Albright: 'Little Steps' Across Big Mideast Chasm

Stalled peace gets a boost as recalcitrant leaders make some modest concessions.

The aftershock of Secretary of State Madeleine Albright's first trip to the Middle East is slowly rumbling across the region.

The initial tremor for Arabs at Secretary Albright's first words in Israel Sept. 10 - of unquestioned support for the Jewish state and battle cries against Palestinian "terrorism" - gave way to relief as she switched to tougher language against Israel.

Albright called for a "time out" on Prime Minister Benjamin Netanyahu's "provocative" policies of building Jewish settlements on occupied Arab land.

This carefully choreographed plan, called a "one-two punch" by one Western diplomat, brought praise from several Arab leaders, so the "little steps" Albright says she made in her efforts to resuscitate the failing peace process were steps forward, and not back.

Mutual trust between reluctant Mideast peace "partners" has hardly been restored, but modest results of this trip's up-and-down burst of activity on the Mideast seismograph are already being felt. Among Israeli hard-liners, an initial euphoria was soon replaced by growing anger.

Albright left the region Sept. 15 amid reports that Jewish settlers had taken over two houses in Arab East Jerusalem. The move, though in line with Israel's settlement policies, caused Mr. Netanyahu to say that the move was "not good for the state of Israel."

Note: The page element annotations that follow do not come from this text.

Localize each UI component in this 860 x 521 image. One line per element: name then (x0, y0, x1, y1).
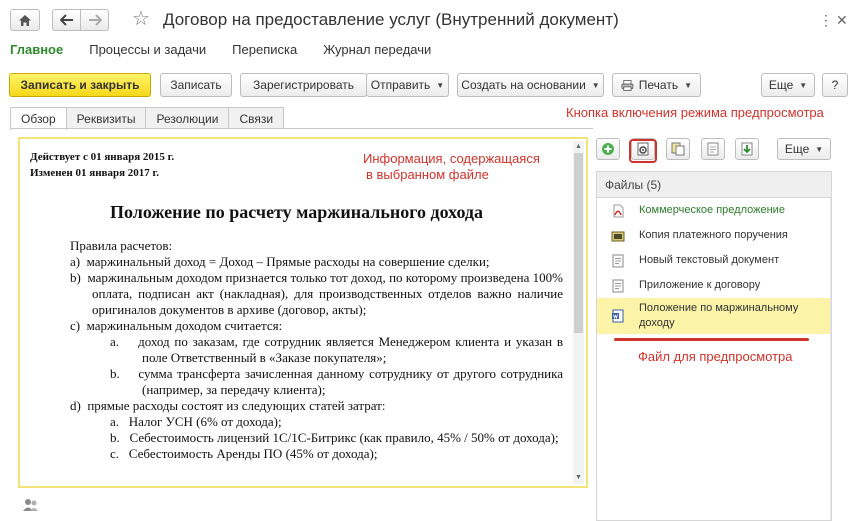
file-row-selected[interactable]: Положение по маржинальному доходу (597, 298, 831, 334)
register-button[interactable]: Зарегистрировать (240, 73, 367, 97)
document-heading: Положение по расчету маржинального доход… (109, 202, 484, 222)
section-nav: Главное Процессы и задачи Переписка Журн… (10, 42, 431, 62)
text-file-icon (612, 254, 624, 267)
copy-icon (671, 142, 685, 156)
files-list-header: Файлы (5) (597, 172, 831, 198)
create-based-on-button[interactable]: Создать на основании ▼ (457, 73, 604, 97)
file-name: Копия платежного поручения (639, 229, 788, 241)
print-button[interactable]: Печать ▼ (612, 73, 701, 97)
users-icon[interactable] (22, 497, 40, 516)
dropdown-caret-icon: ▼ (684, 80, 692, 90)
save-to-disk-button[interactable] (735, 138, 759, 160)
preview-document: Действует с 01 января 2015 г. Изменен 01… (30, 149, 563, 462)
file-row[interactable]: Приложение к договору (597, 273, 831, 298)
print-label: Печать (638, 78, 679, 92)
arrow-left-icon (59, 14, 73, 26)
document-intro: Правила расчетов: (70, 238, 173, 253)
rule-item: c) маржинальным доходом считается: (70, 318, 283, 333)
dropdown-caret-icon: ▼ (591, 80, 600, 90)
text-file-icon (612, 279, 624, 292)
back-button[interactable] (52, 9, 81, 31)
more-actions-button[interactable]: Еще ▼ (761, 73, 815, 97)
files-list: Файлы (5) Коммерческое предложение Копия… (596, 171, 832, 521)
send-button[interactable]: Отправить ▼ (366, 73, 449, 97)
section-transfer-log[interactable]: Журнал передачи (323, 42, 431, 62)
favorite-star-icon[interactable]: ☆ (132, 8, 150, 30)
annotation-highlight-box (629, 139, 657, 163)
form-tabs: Обзор Реквизиты Резолюции Связи (10, 107, 285, 130)
section-correspondence[interactable]: Переписка (232, 42, 297, 62)
forward-button[interactable] (80, 9, 109, 31)
section-processes[interactable]: Процессы и задачи (89, 42, 206, 62)
home-icon (19, 14, 31, 26)
rule-subitem: a. доход по заказам, где сотрудник являе… (110, 334, 563, 365)
annotation-underline (614, 338, 809, 341)
annotation-file-info: Информация, содержащаяся в выбранном фай… (363, 151, 540, 182)
preview-scrollbar[interactable]: ▲ ▼ (573, 141, 584, 484)
arrow-right-icon (88, 14, 102, 26)
rule-subitem: c. Себестоимость Аренды ПО (45% от доход… (110, 446, 378, 461)
file-name: Коммерческое предложение (639, 204, 785, 216)
pdf-icon (613, 204, 624, 217)
annotation-preview-button: Кнопка включения режима предпросмотра (566, 105, 824, 120)
file-properties-button[interactable] (701, 138, 725, 160)
tab-requisites[interactable]: Реквизиты (65, 107, 147, 129)
create-based-label: Создать на основании (461, 78, 586, 92)
add-icon (602, 143, 614, 155)
dropdown-caret-icon: ▼ (815, 144, 824, 154)
document-icon (707, 142, 719, 156)
close-window-button[interactable]: ✕ (836, 12, 848, 28)
file-row[interactable]: Коммерческое предложение (597, 198, 831, 223)
dropdown-caret-icon: ▼ (436, 80, 445, 90)
rule-subitem: b. сумма трансферта зачисленная данному … (110, 366, 564, 397)
rule-item: d) прямые расходы состоят из следующих с… (70, 398, 386, 413)
more-label: Еще (768, 78, 794, 92)
tab-links[interactable]: Связи (228, 107, 285, 129)
scroll-up-icon[interactable]: ▲ (574, 142, 583, 152)
title-bar: ☆ Договор на предоставление услуг (Внутр… (0, 0, 860, 40)
tab-resolutions[interactable]: Резолюции (145, 107, 230, 129)
copy-file-button[interactable] (666, 138, 690, 160)
window-menu-button[interactable]: ⋮ (819, 12, 833, 28)
file-row[interactable]: Новый текстовый документ (597, 248, 831, 273)
files-panel: Еще ▼ Файлы (5) Коммерческое предложение … (596, 134, 832, 521)
command-bar: Записать и закрыть Записать Зарегистриро… (9, 73, 851, 97)
rule-subitem: b. Себестоимость лицензий 1С/1С-Битрикс … (110, 430, 559, 445)
printer-icon (621, 79, 634, 91)
add-file-button[interactable] (596, 138, 620, 160)
scroll-thumb[interactable] (574, 153, 583, 333)
file-name: Приложение к договору (639, 279, 761, 291)
files-scrollbar[interactable] (830, 198, 831, 520)
download-icon (741, 142, 753, 156)
window-title: Договор на предоставление услуг (Внутрен… (163, 10, 619, 29)
tab-overview[interactable]: Обзор (10, 107, 67, 130)
word-file-icon (612, 309, 624, 323)
help-button[interactable]: ? (822, 73, 848, 97)
home-button[interactable] (10, 9, 40, 31)
file-preview[interactable]: Действует с 01 января 2015 г. Изменен 01… (18, 137, 588, 488)
save-and-close-button[interactable]: Записать и закрыть (9, 73, 151, 97)
files-more-label: Еще (784, 142, 810, 156)
rule-item: a) маржинальный доход = Доход – Прямые р… (70, 254, 490, 269)
send-label: Отправить (370, 78, 431, 92)
scroll-down-icon[interactable]: ▼ (574, 473, 583, 483)
file-name: Положение по маржинальному доходу (639, 302, 799, 329)
dropdown-caret-icon: ▼ (799, 80, 808, 90)
file-name: Новый текстовый документ (639, 254, 780, 266)
rule-item: b) маржинальным доходом признается тольк… (70, 270, 564, 317)
file-row[interactable]: Копия платежного поручения (597, 223, 831, 248)
files-more-button[interactable]: Еще ▼ (777, 138, 831, 160)
annotation-preview-file: Файл для предпросмотра (638, 349, 793, 364)
image-file-icon (611, 231, 625, 241)
rule-subitem: a. Налог УСН (6% от дохода); (110, 414, 282, 429)
section-main[interactable]: Главное (10, 42, 63, 62)
save-button[interactable]: Записать (160, 73, 232, 97)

Also put back on the US peace agenda: Syria and Lebanon's joint peace track with Israel. Less than a year ago, State Department spokesman Nicholas Burns said that the possibility of a resumption of the Syrian track - broken off by Israel in February 1996 - was "not even on the horizon."

But during talks here with Syrian President Hafez al-Assad, Albright discussed Syria's terms for restarting negotiations on Israel's return of the strategic Golan Heights, captured in 1967.

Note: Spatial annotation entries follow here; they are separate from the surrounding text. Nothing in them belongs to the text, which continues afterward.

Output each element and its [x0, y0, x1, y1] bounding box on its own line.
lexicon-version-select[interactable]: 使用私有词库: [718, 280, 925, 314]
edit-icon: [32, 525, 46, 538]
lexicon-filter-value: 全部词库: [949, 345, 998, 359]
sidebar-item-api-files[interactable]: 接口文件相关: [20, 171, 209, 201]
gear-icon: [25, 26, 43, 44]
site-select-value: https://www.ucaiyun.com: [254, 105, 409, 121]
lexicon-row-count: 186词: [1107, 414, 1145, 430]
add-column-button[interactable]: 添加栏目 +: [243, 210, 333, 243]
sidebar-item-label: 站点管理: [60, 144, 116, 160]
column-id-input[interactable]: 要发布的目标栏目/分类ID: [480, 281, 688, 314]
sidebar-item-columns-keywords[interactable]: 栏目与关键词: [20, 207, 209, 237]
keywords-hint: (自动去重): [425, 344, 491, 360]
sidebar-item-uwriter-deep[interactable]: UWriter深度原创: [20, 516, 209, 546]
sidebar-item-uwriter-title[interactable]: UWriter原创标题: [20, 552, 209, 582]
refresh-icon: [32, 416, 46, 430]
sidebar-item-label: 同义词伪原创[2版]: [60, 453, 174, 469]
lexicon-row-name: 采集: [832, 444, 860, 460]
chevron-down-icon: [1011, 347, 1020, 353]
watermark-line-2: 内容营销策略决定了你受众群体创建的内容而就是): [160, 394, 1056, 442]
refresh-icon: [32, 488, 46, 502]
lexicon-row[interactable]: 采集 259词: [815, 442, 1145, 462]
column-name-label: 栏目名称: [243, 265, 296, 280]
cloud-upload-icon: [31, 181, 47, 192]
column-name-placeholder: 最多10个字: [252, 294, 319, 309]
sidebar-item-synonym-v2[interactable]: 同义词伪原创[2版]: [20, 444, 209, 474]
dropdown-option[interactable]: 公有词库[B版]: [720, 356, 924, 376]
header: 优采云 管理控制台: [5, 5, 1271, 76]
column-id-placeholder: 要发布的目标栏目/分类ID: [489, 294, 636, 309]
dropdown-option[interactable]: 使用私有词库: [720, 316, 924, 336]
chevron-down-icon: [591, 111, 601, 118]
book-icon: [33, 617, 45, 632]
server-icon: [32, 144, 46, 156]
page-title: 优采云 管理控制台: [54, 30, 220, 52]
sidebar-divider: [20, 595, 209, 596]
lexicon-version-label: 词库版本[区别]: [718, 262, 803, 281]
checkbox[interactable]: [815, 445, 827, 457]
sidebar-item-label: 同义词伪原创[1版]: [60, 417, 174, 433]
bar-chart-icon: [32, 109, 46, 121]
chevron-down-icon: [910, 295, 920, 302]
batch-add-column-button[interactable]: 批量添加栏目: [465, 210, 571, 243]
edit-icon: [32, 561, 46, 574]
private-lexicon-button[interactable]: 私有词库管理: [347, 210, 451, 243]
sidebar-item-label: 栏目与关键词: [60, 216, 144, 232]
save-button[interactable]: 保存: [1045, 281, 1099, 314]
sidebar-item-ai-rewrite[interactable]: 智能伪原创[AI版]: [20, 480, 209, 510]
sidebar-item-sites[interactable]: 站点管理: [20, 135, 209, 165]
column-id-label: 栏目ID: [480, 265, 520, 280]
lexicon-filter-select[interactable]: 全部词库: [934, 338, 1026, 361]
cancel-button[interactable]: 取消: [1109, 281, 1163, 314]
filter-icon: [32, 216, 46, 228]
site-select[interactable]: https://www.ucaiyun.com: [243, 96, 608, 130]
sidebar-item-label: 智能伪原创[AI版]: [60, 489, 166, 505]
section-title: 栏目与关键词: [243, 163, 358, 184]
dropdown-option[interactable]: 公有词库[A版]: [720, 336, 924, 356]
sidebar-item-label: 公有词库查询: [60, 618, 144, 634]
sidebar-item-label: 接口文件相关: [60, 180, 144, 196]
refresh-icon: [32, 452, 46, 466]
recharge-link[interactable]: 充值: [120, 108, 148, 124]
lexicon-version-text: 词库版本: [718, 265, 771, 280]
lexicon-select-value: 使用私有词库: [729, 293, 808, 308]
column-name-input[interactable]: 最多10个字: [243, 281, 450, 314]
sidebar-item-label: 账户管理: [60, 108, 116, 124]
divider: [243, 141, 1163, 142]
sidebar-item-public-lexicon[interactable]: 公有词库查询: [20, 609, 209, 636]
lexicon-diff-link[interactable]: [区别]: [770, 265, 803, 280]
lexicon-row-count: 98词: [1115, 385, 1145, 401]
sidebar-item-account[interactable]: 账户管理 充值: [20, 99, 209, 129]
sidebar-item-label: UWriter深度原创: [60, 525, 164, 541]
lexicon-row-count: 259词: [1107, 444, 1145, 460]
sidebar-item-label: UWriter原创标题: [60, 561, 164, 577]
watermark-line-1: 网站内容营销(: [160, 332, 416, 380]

Despite a steady flow of reports coming from Israel that Syria is preparing a "military option" to start a sixth Arab-Israeli war, diplomatic sources here deny seeing any evidence.

And during an unscheduled stop in Beirut Sept. 15, Albright made clear that Lebanon will play a "pivotal role" in the Mideast peace formula. She stressed the need for Lebanon to be independent, despite the occupation of a nine-mile-wide southern zone by Israeli troops, and 30,000 Syrian troops in the country.

A spate of bloody incidents - including the loss of 12 elite Israeli naval marines during a botched raid north of the zone the night of Sept. 4 - has again brought to a head the debate in Israel over a withdrawal.

More than 100 Israeli soldiers have been killed in southern Lebanon this year alone.

But any deal on Lebanon is intricately tied to Syria, the main power broker in the country. Syria tacitly supports - as does Iran, more overtly - Hizbullah guerrillas fighting the Israeli occupation.

Among the apparent immediate results of Albright's visit, Netanyahu on Sept. 15 suggested that Israel might be flexible on talks on the future of the Golan Heights. Until now, Netanyahu had rejected any Israeli withdrawal, and encouraged Jewish settlers living there to build.

But Syria still demands a full withdrawal, and says it wants to return to the same point where talks were broken off. Syrian and Israeli chiefs of staff had met twice to hammer out security details.

Sources in Damascus note that Syria's requirement about the starting point for renewed talks may also be adjustable.

"The Syrians do perceive some evolution in Netanyahu's thinking, but the gaps are large," says a Western source in Damascus. "Syrians are very skeptical about Netanyahu's intentions, and remain to be convinced that he is a man of peace."

In the "progress" column of Albright's ledger are meetings to be held in Washington next week between delegations from Israel and Yasser Arafat's Palestinian Authority. Albright will meet Israel's foreign minister and Mr. Arafat's deputy, and then both Syrian and Israeli foreign ministers.

Palestinians also have come up with a security plan for confronting Hamas, the Islamic Resistance Movement, which claims responsibility for suicide bombings in Jerusalem on July 30 and Sept. 4. As a result, Israel has partially eased its closure of Palestinian-controlled territories.

Despite heavy leaning by Albright, some Gulf leaders reserved judgment on whether they would reverse decisions to boycott a US-backed economic conference slated for November in Qatar. Israel will attend, and Syria is leading the campaign to block Arab participation until there is progress on peace.

Also far from resolved: daily violence in southern Lebanon. Israel says it is afraid to pull its troops out, saying that Hizbullah will "follow" them into Israel.

"Syria has always made clear that, in the context of a full Israeli withdrawal, ways will be found to neutralize the Hizbullah military," says a Western source here.

"But they are pleased about a certain level of violence there. It is carefully managed, so as not to lead to dire consequences," he adds. "It's a way to remind Israel and the US that the peace process is not complete, and requires more effort."